My father helped establish kosher kitchens and organize Pesach for the survivors.  He was only 18 but knew he had lived through an extraordinary experience that would affect the rest of his life.  He was relocated to displaced person camps in Sweden and eventually found two cousins whom he grew up with. Their relationships lasted a lifetime.

After a year in these DP camps, my father met Rabbi Wolf Jacobson, Z'L, who had been sent by Rabbi Herman Neuberger, Z'L, to gather 30 boys who wanted to come to the United States.  My father would say that with this trans-Atlantic boat trip he started the next chapter of his life. He was surprised when he arrived at Ner Yisrael to see an abundance of food and 3 meals a day.

Rabbi Zvi Elimelech Hertzberg, Z'L, came to the yeshiva and became a mentor and close friend to many of the young survivors.  The Rabbi and Rebbitzen opened their home to anyone who needed a meal or just a warm place to go.  Rabbi Hertzberg and my father enjoyed a close lifelong relationship.  He was made to feel like one of the family.  I remember walking as a child with my father once a month to honor Rabbi Hertzberg by davening at his shteibel.  For many years after the shul moved to this location, my father never missed Shabbos here.  I can still remember my father’s chevra who were also survivors-

Menashe, Itche, Zindel, Mr.
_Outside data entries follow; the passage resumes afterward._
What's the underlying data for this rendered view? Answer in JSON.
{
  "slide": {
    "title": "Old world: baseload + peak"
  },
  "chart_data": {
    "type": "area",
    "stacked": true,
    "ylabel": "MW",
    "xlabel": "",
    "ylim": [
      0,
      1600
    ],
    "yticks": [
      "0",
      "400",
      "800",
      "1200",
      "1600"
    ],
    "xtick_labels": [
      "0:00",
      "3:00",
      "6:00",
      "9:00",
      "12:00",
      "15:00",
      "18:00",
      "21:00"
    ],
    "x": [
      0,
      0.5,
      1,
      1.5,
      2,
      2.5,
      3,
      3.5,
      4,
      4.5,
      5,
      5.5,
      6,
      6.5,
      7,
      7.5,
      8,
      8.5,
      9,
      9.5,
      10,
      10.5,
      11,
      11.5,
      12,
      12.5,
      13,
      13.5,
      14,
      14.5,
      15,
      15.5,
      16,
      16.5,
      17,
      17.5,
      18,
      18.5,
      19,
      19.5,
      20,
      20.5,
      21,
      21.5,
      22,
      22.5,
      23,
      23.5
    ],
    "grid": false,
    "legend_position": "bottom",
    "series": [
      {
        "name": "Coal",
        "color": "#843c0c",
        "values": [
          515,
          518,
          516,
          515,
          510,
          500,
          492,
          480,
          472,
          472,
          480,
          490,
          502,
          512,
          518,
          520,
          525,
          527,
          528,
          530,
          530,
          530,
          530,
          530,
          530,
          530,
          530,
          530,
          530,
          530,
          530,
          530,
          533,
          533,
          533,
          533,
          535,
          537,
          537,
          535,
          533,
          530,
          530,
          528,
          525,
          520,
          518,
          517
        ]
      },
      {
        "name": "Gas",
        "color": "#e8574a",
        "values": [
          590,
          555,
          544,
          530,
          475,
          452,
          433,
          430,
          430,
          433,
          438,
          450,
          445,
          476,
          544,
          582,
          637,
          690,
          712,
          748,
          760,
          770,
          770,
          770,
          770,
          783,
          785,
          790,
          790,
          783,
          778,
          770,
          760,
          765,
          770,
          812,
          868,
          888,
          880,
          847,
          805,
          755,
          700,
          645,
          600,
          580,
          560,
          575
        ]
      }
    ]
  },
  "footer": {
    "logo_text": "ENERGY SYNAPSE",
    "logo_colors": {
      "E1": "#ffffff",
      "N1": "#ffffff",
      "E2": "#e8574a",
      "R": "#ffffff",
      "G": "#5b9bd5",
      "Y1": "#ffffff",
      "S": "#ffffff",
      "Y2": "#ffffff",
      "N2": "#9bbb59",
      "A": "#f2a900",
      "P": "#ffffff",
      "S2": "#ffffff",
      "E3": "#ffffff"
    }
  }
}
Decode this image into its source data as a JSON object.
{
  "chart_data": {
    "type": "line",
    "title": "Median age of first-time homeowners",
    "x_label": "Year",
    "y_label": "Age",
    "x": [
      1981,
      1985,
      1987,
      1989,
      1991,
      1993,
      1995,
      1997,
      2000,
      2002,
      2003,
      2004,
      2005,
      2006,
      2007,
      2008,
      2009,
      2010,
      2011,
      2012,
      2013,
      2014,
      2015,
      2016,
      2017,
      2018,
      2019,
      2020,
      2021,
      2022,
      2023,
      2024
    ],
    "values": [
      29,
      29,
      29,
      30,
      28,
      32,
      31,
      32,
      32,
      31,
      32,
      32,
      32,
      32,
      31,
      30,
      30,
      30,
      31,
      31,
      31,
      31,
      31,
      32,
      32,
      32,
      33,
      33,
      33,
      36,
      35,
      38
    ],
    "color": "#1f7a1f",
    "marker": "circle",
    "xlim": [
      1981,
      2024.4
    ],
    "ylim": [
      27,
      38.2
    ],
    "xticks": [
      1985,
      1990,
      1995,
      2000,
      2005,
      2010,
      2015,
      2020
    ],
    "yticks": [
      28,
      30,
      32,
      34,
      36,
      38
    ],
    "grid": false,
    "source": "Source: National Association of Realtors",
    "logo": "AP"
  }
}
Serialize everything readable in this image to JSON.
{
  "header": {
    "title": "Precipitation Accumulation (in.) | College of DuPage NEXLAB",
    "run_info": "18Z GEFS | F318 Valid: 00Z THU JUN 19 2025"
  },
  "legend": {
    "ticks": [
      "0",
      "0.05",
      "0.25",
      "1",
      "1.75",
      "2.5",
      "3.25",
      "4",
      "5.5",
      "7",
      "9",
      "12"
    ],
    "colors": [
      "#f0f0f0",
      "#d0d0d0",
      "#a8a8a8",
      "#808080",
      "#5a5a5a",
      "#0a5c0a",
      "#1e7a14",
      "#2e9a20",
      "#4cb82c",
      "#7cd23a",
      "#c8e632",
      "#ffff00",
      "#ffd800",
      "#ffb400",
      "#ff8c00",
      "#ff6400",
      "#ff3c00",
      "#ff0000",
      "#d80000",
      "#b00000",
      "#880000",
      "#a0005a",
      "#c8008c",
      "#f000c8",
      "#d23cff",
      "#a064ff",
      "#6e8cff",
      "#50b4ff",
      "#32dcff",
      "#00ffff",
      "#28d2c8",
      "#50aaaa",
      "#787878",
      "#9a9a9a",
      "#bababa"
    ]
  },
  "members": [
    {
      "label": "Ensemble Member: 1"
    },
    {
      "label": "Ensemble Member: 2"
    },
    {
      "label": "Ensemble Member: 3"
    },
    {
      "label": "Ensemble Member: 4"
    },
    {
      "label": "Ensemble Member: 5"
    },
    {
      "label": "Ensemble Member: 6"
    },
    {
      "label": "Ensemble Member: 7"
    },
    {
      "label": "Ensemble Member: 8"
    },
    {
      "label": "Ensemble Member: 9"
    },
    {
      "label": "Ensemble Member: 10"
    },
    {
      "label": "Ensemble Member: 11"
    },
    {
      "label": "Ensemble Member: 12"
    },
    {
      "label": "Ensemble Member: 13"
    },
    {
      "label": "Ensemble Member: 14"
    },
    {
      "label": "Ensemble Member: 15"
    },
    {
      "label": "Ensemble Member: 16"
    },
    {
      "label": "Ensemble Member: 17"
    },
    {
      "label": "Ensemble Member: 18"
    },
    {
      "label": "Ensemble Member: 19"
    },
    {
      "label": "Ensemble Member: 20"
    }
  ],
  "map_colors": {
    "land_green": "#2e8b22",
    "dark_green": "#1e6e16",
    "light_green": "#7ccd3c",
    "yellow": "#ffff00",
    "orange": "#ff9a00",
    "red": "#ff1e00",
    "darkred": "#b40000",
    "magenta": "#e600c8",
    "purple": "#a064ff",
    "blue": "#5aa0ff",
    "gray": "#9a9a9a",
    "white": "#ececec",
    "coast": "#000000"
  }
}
Shualy, and others. What a warm and welcoming place to daven.

The next chapter of my father’s life began when he married my mother, Naoma Fishbein, on June 20, 1948.  They were married for 70 years and raised 3 daughters. I am the oldest, and I enjoyed learning Chumash with my father each Shabbos afternoon. 

To earn a living my father became a shochet, which was difficult because all the slaughterhouses were designed   for right-handed men. So my father, who was left-handed, just learned to schecht with his right hand.  Before there was a Vaad HaKashrus, just his name on a piece of meat was enough to certify it as kosher.  He was proud to be a master shochet for 60 years and taught many other men these skills without payment. 

My father enjoyed having 9 grandchildren and 15 great-grandchildren, all of whom he was proud to say, are Shomer Shabbos.  Before and after my father’s yahrzeit, his two oldest grandsons are visiting Auschwitz with groups telling them about their great grandfather’s experiences there. Isaac Leib died one year ago at age 94.  We all miss him.